5. У нас было принято звать друг друга «Светка — Ирка». Так меня называли и другие члены семейства — Светкина и Машина мама — Раиса Давыдовна, ее сестра Люся, которую я почти всегда заставала в квартире, Лева и бабушка Сусанна Михайловна. Надо сказать, я долго стеснялась Раисы Давыдовны, просто как матери Светы, экстраполируя на нее свое понимание материнской функции в доме. Когда я видела серьезность или озабоченность на ее лице, то обязательно принимала их на свой счет. С Левой мне было проще с самого начала.

В студенческие годы у меня, как и у Светки, денег никаких не бывало, если не считать, что родители выдавали нам по рублю на обед в университете. При этом мы обе имели пагубную (для рубля) привычку брать такси, не дойдя двух шагов до метро. Если я прокатывала свой рубль, мы ели на Светкин, если она, то на мой. Когда случалось так, что зеленый глаз-искуситель на «Волге» с шашечками лишал нас родительской ренты одновременно, мы выкручивались, как могли, иногда на грани фола: шли в коммунистический буфет (то есть берешь и не платишь) или заходили компанией в свободную аудиторию и Света быстро-быстро выигрывала рубль в преферанс.

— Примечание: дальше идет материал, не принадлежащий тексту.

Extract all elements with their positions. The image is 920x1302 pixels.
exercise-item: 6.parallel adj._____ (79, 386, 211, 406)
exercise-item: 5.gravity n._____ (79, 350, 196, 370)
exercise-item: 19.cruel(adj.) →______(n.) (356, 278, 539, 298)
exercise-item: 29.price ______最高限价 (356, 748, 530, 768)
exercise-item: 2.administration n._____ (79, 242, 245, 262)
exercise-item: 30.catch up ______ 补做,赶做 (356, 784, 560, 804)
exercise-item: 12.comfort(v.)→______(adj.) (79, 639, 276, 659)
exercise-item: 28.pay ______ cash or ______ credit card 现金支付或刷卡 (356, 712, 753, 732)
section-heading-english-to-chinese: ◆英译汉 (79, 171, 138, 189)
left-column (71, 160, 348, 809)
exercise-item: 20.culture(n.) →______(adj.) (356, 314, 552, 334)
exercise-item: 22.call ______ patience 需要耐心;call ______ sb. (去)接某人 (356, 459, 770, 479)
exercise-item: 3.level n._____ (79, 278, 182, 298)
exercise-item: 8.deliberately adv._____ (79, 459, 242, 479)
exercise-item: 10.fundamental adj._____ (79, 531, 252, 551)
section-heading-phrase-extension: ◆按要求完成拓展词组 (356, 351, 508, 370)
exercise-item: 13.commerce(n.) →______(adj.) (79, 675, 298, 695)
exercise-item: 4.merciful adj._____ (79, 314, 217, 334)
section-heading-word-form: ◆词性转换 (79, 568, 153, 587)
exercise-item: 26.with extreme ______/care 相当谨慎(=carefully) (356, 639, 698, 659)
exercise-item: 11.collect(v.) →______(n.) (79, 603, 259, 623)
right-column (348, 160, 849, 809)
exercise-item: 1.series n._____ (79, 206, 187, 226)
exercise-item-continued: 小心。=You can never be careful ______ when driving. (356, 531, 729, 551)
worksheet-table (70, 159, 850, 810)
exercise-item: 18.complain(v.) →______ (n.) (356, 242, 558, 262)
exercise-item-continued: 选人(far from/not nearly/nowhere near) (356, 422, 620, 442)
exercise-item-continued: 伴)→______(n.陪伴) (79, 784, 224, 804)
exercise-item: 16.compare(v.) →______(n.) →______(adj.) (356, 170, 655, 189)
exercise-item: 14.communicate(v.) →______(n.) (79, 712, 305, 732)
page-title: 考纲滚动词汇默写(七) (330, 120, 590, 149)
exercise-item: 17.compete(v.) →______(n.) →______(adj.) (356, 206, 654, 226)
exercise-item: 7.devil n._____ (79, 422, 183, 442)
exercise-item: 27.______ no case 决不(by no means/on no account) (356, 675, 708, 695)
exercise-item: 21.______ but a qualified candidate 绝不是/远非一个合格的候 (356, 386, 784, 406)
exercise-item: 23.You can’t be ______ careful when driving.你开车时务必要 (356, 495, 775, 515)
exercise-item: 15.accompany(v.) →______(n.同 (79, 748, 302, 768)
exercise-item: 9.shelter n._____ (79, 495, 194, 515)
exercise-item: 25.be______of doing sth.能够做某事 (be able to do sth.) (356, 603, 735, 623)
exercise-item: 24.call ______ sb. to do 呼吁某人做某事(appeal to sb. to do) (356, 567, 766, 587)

Не надо говорить, что, приходя к Орловой, я ничего не приносила съестного, и, несмотря на глубокую убежденность Светланы в моем праве на обед, чувствовала за столом некоторую неловкость. Но главное мое страдание за столом заключалось в том, что я практически не понимала, о чем идет речь. Как будто она велась на иностранном языке. Я казалась себе полной идиоткой и полагала, что остальным тоже.

Прошло какое-то время, прежде чем до меня дошло, что в этом доме никого не бросает в жар от гостей, точнее пришельцев, они приходят к кому-то из членов семьи, не мешают остальным, и за это на них не обращают по пустякам внимания. Садиться за стол большой компанией в этом доме является не просто необходимой традицией литераторов, по большей части работающих дома, но могучей потребностью гостеприимства и общения. Здесь за столом в разное время на моих глазах перебывали многие известные, знаменитые, начинающие писатели и поэты (от Ф. Вигдоровой, В. Пановой до А. Солженицына и от Д. Самойлова до И. Бродского), а также литературоведы, переводчики, критики. Их разговоры часто носили сугубо профессиональный характер и не требовали моего участия в них. Когда я, наконец, поняла, что никто меня не анатомирует, не рассматривает под микроскопом, а воспринимают просто как подругу Светланы, такую, какая есть, — я почувствовала атмосферу дома, и мои комплексы начали улетучиваться.